Speaking of which: spice Branches are object representation of a "spice instance", i.e. the data of one spice type for a specific viewpoint. They are called "branches" because Nx5d's spice storage backend is an incremental no-delete database: data is perpetually updated or eventually marked as deleted, but never removed. Branch views contain the complete history of a spice type's updates. The typical user doesn't interact with most of it except in rare cases, e.g. of conflict management when merging spice updates from different locations. (This is also a feature of Nx5d: the data is more resilient to cyberattacks, because accidentally exposing credentials still doesn't make it possible to destroy data.)

The branch classes offer API for access to:

  • spice data, via .data() dictionaries or via dynamic attributes through __dir__() and __getitem__() overload,

  • internal spice metadata like UUIDs and revisions via dictionaries supplied in .meta(),

  • additional tasks mostly used by developers of spice management systems, e.g. via .make_update() for creating spice-update objects,

  • convenient data representaion as Xarray types via .xr().

Spice Proposals

Spice Proposals are fundamentally different from data proposals. They don't have a designated sub-entity commensurate with to scans. They aren't even derived from DataProposalBase, but are the starting point of their very own, independent class hierarchy.

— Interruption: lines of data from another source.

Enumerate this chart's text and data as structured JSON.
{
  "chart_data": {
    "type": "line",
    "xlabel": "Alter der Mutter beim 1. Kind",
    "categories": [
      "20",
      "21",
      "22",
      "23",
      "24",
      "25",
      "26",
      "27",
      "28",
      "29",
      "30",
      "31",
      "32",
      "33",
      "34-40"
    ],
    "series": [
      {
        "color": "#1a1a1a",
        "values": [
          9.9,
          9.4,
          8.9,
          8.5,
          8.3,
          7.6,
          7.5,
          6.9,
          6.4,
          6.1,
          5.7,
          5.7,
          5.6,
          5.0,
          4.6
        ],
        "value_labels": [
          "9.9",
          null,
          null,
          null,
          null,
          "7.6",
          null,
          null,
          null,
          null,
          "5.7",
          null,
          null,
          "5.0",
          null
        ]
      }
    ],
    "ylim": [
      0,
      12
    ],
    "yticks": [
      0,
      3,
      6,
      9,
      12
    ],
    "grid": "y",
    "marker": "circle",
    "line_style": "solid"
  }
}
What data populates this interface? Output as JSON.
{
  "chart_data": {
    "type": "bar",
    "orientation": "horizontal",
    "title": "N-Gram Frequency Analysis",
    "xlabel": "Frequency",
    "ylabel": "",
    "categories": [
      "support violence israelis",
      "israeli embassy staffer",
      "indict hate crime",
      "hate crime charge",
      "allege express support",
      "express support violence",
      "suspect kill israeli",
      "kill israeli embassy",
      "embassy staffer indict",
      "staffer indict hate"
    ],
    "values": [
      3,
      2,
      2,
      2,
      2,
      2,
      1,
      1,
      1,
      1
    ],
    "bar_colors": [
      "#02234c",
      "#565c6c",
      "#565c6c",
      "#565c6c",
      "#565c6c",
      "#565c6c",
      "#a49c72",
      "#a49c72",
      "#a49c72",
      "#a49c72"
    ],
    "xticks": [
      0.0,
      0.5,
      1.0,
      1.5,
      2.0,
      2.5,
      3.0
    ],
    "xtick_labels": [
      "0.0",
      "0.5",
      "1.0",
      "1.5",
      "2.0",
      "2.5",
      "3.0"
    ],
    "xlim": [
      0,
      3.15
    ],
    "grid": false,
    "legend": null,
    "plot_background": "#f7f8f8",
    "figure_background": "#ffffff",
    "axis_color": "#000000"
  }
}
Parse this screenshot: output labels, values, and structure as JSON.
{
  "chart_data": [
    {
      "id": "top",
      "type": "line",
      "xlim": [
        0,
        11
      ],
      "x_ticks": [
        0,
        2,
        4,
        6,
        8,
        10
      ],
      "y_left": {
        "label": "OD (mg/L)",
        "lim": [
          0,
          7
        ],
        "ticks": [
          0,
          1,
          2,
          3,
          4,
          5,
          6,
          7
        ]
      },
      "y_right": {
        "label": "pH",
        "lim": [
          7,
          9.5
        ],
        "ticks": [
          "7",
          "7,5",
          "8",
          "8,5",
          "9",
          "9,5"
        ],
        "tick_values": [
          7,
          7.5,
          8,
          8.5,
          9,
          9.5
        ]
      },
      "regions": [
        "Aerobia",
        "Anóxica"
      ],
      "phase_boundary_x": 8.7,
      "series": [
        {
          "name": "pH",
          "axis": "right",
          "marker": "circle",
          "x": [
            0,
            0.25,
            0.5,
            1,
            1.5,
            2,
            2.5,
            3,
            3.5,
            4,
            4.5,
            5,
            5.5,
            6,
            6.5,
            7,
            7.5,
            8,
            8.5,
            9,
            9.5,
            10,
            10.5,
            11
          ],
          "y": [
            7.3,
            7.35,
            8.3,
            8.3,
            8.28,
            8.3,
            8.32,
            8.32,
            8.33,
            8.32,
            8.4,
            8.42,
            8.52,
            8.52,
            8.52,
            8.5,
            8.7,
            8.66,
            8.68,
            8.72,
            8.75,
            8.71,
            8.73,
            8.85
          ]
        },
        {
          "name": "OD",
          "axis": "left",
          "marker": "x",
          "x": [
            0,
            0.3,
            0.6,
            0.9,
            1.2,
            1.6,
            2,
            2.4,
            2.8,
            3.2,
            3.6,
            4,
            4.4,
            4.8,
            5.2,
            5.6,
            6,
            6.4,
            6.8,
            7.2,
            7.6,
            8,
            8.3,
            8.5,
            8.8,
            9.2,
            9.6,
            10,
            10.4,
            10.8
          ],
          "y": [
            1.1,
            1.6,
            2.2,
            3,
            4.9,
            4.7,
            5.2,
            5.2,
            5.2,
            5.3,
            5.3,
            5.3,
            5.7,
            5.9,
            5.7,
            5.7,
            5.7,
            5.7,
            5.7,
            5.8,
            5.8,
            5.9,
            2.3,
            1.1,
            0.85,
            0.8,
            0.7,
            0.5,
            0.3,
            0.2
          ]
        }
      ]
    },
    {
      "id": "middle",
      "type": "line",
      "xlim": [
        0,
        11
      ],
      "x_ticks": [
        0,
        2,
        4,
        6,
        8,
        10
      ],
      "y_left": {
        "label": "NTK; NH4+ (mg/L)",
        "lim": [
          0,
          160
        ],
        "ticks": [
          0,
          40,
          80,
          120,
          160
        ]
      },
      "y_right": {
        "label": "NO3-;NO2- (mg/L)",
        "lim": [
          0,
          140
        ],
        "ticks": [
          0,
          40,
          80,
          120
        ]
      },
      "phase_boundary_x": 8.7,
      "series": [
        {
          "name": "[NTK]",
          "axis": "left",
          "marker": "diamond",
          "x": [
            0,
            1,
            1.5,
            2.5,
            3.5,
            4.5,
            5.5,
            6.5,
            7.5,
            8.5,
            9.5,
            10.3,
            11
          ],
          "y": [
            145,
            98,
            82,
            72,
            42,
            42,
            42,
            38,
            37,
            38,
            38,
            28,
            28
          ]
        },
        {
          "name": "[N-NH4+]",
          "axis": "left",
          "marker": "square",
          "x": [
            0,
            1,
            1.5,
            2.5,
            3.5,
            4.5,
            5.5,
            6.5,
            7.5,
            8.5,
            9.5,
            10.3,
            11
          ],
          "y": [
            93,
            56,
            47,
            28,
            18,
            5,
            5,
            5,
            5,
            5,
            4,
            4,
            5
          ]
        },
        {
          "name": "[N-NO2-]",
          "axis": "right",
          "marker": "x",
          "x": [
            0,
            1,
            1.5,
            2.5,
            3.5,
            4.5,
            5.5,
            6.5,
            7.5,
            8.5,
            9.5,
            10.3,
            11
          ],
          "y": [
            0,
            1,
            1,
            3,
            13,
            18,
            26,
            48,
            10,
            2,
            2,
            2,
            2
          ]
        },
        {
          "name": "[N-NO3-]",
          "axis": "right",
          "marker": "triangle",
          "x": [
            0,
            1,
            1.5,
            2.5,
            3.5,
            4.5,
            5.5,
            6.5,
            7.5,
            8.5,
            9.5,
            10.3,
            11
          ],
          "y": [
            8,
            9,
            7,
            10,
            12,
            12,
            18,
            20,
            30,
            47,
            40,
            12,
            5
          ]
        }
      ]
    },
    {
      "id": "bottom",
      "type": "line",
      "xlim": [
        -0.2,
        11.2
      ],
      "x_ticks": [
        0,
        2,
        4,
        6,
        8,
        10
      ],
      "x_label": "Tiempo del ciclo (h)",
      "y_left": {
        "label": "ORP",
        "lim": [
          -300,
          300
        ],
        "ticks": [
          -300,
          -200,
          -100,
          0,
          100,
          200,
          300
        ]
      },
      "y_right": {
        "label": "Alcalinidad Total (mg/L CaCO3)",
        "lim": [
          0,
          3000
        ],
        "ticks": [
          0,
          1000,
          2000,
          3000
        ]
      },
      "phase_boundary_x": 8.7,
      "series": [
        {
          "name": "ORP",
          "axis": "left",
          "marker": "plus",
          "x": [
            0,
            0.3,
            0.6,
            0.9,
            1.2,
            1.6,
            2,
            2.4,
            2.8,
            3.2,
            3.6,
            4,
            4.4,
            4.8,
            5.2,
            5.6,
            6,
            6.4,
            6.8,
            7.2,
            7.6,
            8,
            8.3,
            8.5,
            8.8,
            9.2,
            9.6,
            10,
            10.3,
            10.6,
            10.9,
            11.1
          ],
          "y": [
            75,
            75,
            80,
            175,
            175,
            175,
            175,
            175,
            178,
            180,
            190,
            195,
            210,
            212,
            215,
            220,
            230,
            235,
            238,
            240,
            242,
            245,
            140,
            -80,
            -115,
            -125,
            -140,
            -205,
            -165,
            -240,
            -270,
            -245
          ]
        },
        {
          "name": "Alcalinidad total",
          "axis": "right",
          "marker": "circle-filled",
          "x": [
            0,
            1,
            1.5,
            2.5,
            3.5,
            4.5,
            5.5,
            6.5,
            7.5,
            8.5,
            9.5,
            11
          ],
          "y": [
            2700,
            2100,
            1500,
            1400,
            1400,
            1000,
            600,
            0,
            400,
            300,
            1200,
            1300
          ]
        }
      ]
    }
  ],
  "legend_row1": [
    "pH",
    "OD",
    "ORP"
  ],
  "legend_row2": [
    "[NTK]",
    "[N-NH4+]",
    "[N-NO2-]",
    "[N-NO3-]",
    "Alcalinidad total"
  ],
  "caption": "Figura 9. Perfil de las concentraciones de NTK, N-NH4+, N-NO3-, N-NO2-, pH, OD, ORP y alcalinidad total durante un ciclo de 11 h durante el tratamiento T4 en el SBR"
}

Spice proposals encapsulate Collection classes. Both spice collections and proposals deal with spice at a proposal level. The difference is that collections deal mostly with handling spice based on its in-memory tree representation, while proposals encapsulate the main spice operations on disk (.seed(), .anchor(), .update() and .view()).

In essence, while spice collections are backend-agnostic, spice proposals are inherently backend-dependent. The spice proposal base class nx5d.spice.SpiceProposal implements the file-format independent part of the edit operations (though they're not entirely backend agnostic, they still assume a JSON data structure format!) The actual operations that implement loading and saving need to be overwritten:

  • .init_collection() loads the spice data from disk and into memory. Users typically never have to access this, it's triggered at appropriate times by corresponding layers of Nx5d.

  • .save() stores a particular, newly-created spice object back into the database.

There are some specific implementations:

  • FsSpiceProposal loads / saves spice into a filesystem-based format, as a bunch of JSON files.

  • MemorySpiceProposal has the ability to load "real" spice into memory, e.g. from another "template proposal" (for instance FsSpiceProposal). But the save operations don't... save. Instead, the class just mimics saving spice, while keeping the changes in memory only. This is a nice way to test most of the spice infrastructure, or to play around with data analysis while keeping changes to the spice database local to your Jupyter notebook only -- a trick we're using a few times in our tutorials ;-) This is also how slim's "dry-run" mode is implemented.